まぁ勤務医の立場ですと、別にそこまで思わんですかな。

テレビ買うのにお店で、(なんとかカメラのほうがなんとか電気より安いとかどうとか)同じ商品でも安い、高いはありますよね。そりゃそうですわ。

でも、同じお店で同じ商品なのに、あなたは10万円、うーん、あなたは20万円でーす、あなただったら3万円!とかだったら、おいおい、ふざけた価格設定すんなよって思いませんか??

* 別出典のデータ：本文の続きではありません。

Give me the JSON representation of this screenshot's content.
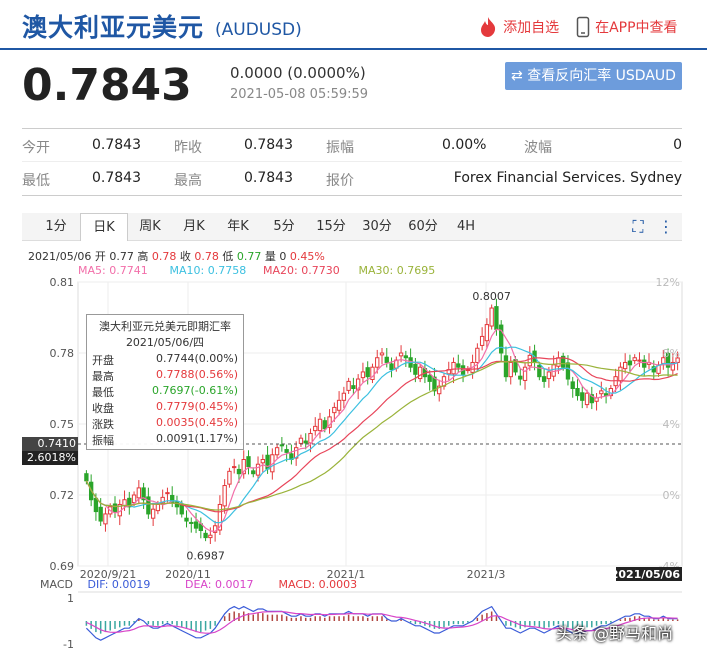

つまるところ病院側の部分まで卸業者的に納入価格を決めさせられるあつかいなんですか??じゃぁ卸業者別にいらなくないですか?え?病院のSPD的にはどうなんですか??ってかんじなんですよ。

はい、勤務医の方とかですと、どうでもいい話ですかね??開業医の方も安いからいいじゃん的な立場ですよね。。

すみません。

ちなみに多焦点レンズなんか、そりゃ先進医療で保険屋さん負担してくれちゃったりしてるんだから、、今のところは、、もうちょいは、、、まだいけるんだから。
だから、そんなの、やってる医者との相談ちゃいますか?

値段も値段ですし、今のうちに、ぼったくってるんちゃいますか?

まとめ

とはいえ、白内障手術、普通にいけてるよって話でした。じゃないと沢山手術するわけないじゃないですか。

薄利多売ってわけでもないんです。。

なんでこんなこと書くかって??
そりゃ、人間の欲望に呆れることもあるからですよ。
でも内容的にはぜーんぜん、大したことないですよ。

もっと書けないブラックボックス的なことだってあるかもしれません?

はい、お疲れ様でした。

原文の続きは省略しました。